A Worthy Fight: Helping Increase Gender Equality in Papua New Guinea

Publication Date: 
22 Mar 2012

Women advocates in Papua New Guinea (PNG) have worked tirelessly over the years to increase gender equality in the island nation. This year, they reached a high point as parliament voted to amend the constitution and create an additional 22 reserved seats for women, although the effort has yet to be passed into law.

Lauren Sauer, IFES program officer for Europe and Asia, spent International Women’s Day in PNG, where IFES is implementing the Women Advocating for Voices in Government (WAVIG) program to increase the participation and representation of women in politics by building their capacity to influence decision makers and advocate for equality. She gives us the latest on the equality movement in PNG.

How long were you in PNG?

This time around, I was in PNG for three weeks. I spent two weeks in the country last time I visited.

What is the latest with the Equality and Participation Bill?

As you know, after many years of advocacy, women’s groups and activists watched as the parliament voted to amend the constitution on November 23 in order to create an additional 22 reserved seats for women. The 22 seats would be added to the current seats in parliament, held by 108 men and one woman, who will be retiring.

However, the November 23 constitutional vote was just the first step. Parliament also needed to pass an organic law on the reserved seats by a super majority of 73 votes.

Unfortunately, during the November seating, the Equality and Participation Bill did not pass, as 21 members walked out during the reading of the organic law in protest.

What are the advocates doing at the moment to ensure the bill goes into effect?

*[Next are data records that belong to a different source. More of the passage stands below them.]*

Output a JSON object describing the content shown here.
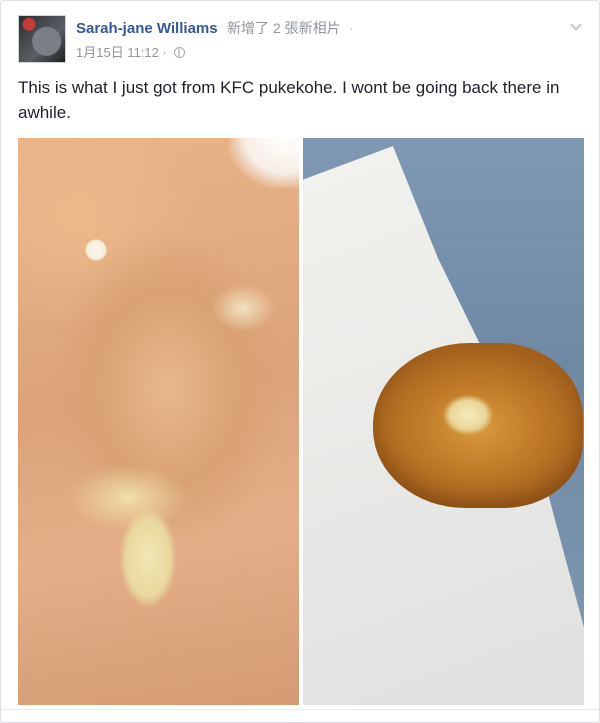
{
  "post": {
    "author": "Sarah-jane Williams",
    "action": "新增了 2 張新相片",
    "separator": "·",
    "timestamp": "1月15日 11:12",
    "timestamp_separator": "·",
    "privacy_icon": "globe-icon",
    "options_icon": "chevron-down-icon",
    "text": "This is what I just got from KFC pukekohe. I wont be going back there in awhile."
  },
  "photos": [
    {
      "icon": "photo",
      "description_visible": false
    },
    {
      "icon": "photo",
      "description_visible": false
    }
  ],
  "colors": {
    "author": "#365899",
    "meta": "#90949c",
    "text": "#1d2129",
    "border": "#dddfe2"
  }
}
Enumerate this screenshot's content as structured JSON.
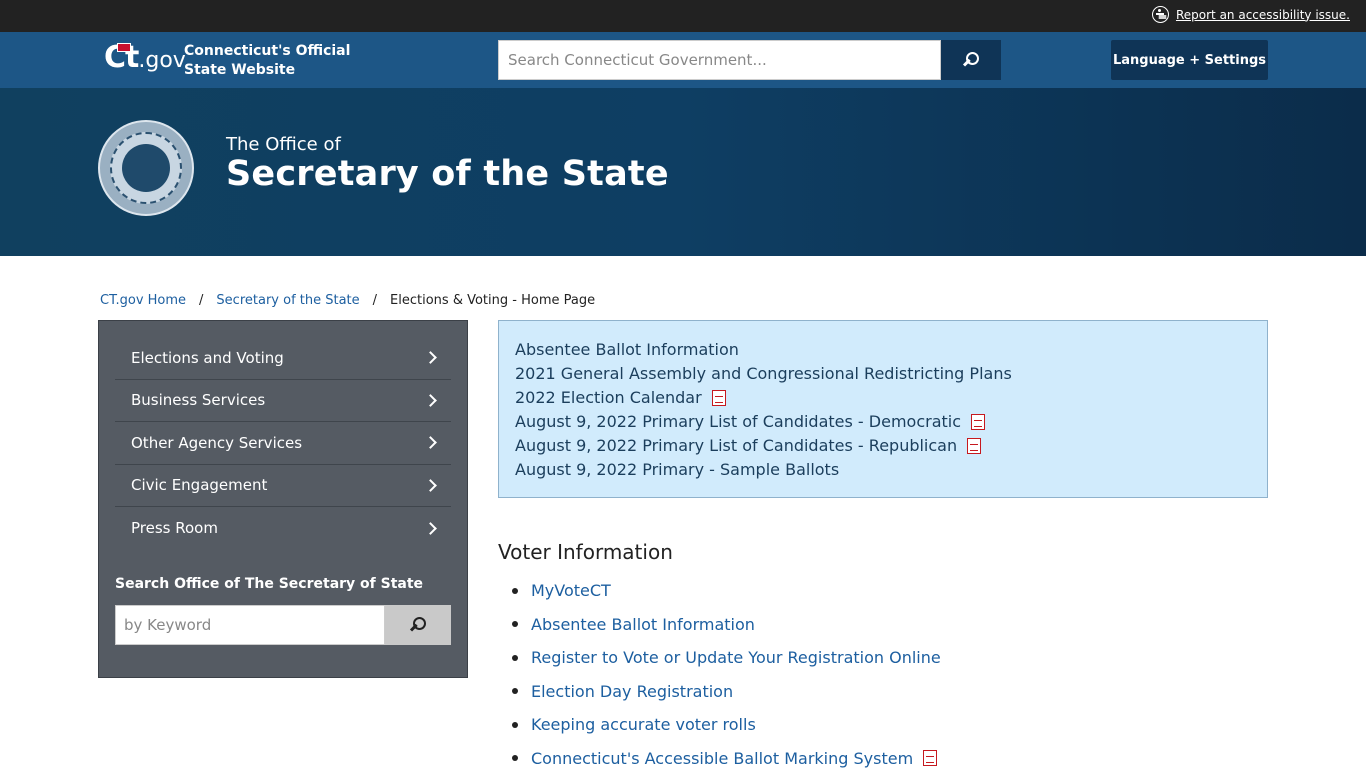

Some people are trying to see if they can still get the law passed on a technicality, as the majority who stayed in the chamber voted in favor of the bill. Others are focused on capitalizing all that has been invested in training female candidates, arguing that these women should contest the open seats.

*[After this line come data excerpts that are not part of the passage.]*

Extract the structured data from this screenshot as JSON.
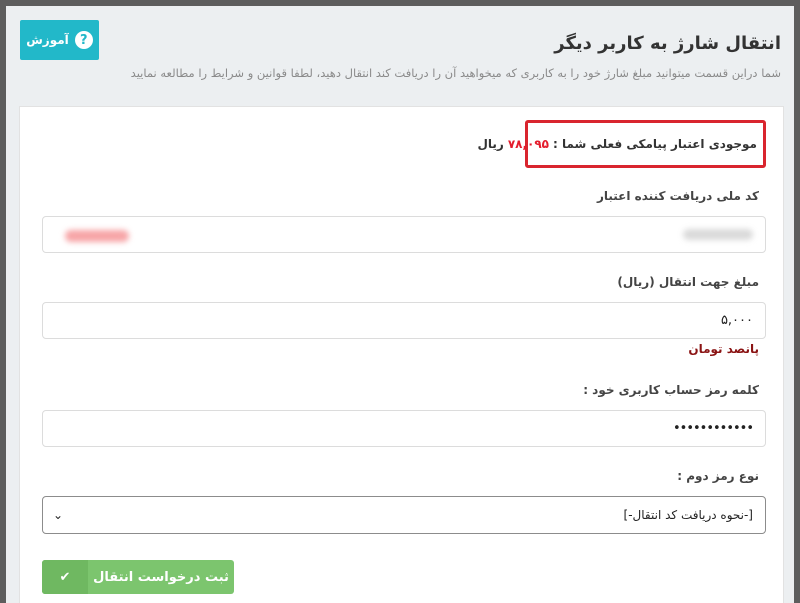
{
  "header": {
    "title": "انتقال شارژ به کاربر دیگر",
    "description": "شما دراین قسمت میتوانید مبلغ شارژ خود را به کاربری که میخواهید آن را دریافت کند انتقال دهید، لطفا قوانین و شرایط را مطالعه نمایید",
    "help_button": "آموزش",
    "help_icon": "?"
  },
  "balance": {
    "label": "موجودی اعتبار پیامکی فعلی شما :",
    "amount": "۷۸,۰۹۵",
    "currency": "ریال"
  },
  "form": {
    "national_code_label": "کد ملی دریافت کننده اعتبار",
    "amount_label": "مبلغ جهت انتقال (ریال)",
    "amount_value": "۵,۰۰۰",
    "amount_words": "پانصد تومان",
    "password_label": "کلمه رمز حساب کاربری خود :",
    "password_value": "••••••••••••",
    "second_pass_label": "نوع رمز دوم :",
    "second_pass_selected": "[-نحوه دریافت کد انتقال-]",
    "submit_label": "ثبت درخواست انتقال",
    "submit_icon": "✔",
    "select_chevron": "⌄"
  }
}
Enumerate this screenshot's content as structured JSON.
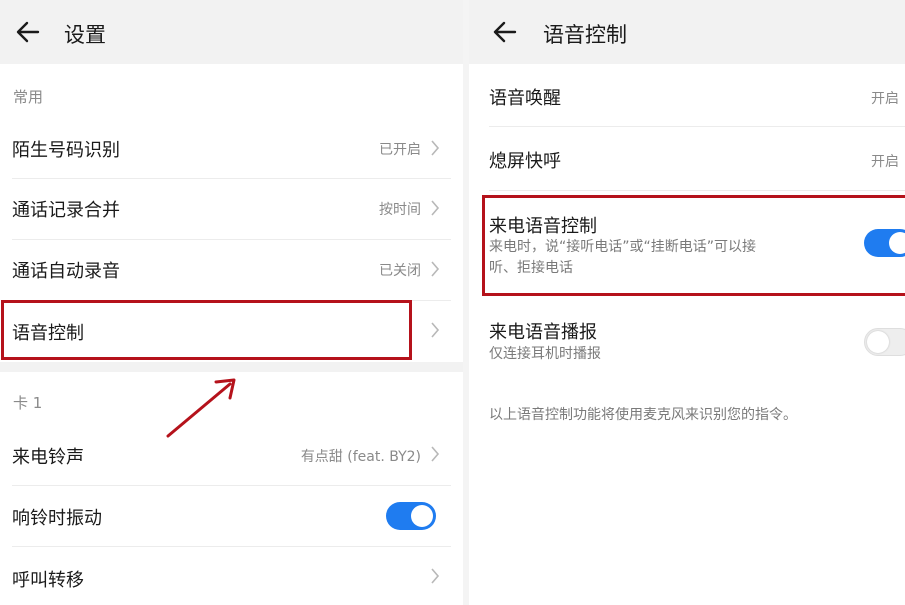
{
  "left_screen": {
    "header": {
      "title": "设置",
      "back_icon": "arrow-left-icon"
    },
    "section_common": "常用",
    "items": [
      {
        "label": "陌生号码识别",
        "value": "已开启"
      },
      {
        "label": "通话记录合并",
        "value": "按时间"
      },
      {
        "label": "通话自动录音",
        "value": "已关闭"
      },
      {
        "label": "语音控制",
        "value": ""
      }
    ],
    "section_card": "卡 1",
    "card_items": [
      {
        "label": "来电铃声",
        "value": "有点甜 (feat. BY2)"
      },
      {
        "label": "响铃时振动",
        "toggle": true
      },
      {
        "label": "呼叫转移",
        "value": ""
      }
    ]
  },
  "right_screen": {
    "header": {
      "title": "语音控制",
      "back_icon": "arrow-left-icon"
    },
    "items": [
      {
        "label": "语音唤醒",
        "value": "开启"
      },
      {
        "label": "熄屏快呼",
        "value": "开启"
      },
      {
        "label": "来电语音控制",
        "desc_line1": "来电时，说“接听电话”或“挂断电话”可以接",
        "desc_line2": "听、拒接电话",
        "toggle": true
      },
      {
        "label": "来电语音播报",
        "desc_line1": "仅连接耳机时播报",
        "toggle": false
      }
    ],
    "footer_note": "以上语音控制功能将使用麦克风来识别您的指令。"
  },
  "colors": {
    "accent": "#1f7cf0",
    "highlight": "#b5121b",
    "header_bg": "#f2f2f2"
  }
}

If and when several of these female candidates are successful in securing seats, they can introduce the organic law again and have a special election in November for the quota.

The advocates we work with in the PNG are quite inspiring. What was your experience working with them?

During both of my visits to this country I have been impressed by their tremendous energy and passion. It is clear they will let nothing stand in their way, even setbacks like we have seen with the effort to pass the organic law.

However, focusing and harnessing this energy in a strategic way is key. The lobby training that we conducted helped provide professional lobbying skills and strategy for situations like this one.

The gender equality movement in PNG is quite strong. Were there any special celebrations for International Women’s Day?

The business and professional women’s association hosted a breakfast attended by roughly 300 professional men and women and a large number of representatives from the Australian Agency for International Development. This event highlighted female leaders, such as Dame Carol Kidu, the only female parliamentarian in PNG, and Sister Lorraine Garasu, who helped end violence in Bougainville.

It also highlighted several women who benefited from programs that promoted women’s education and economic opportunities. Additionally, it served as an opportunity to point out the work that remains in PNG for gender equality to truly take root in areas of health and domestic violence.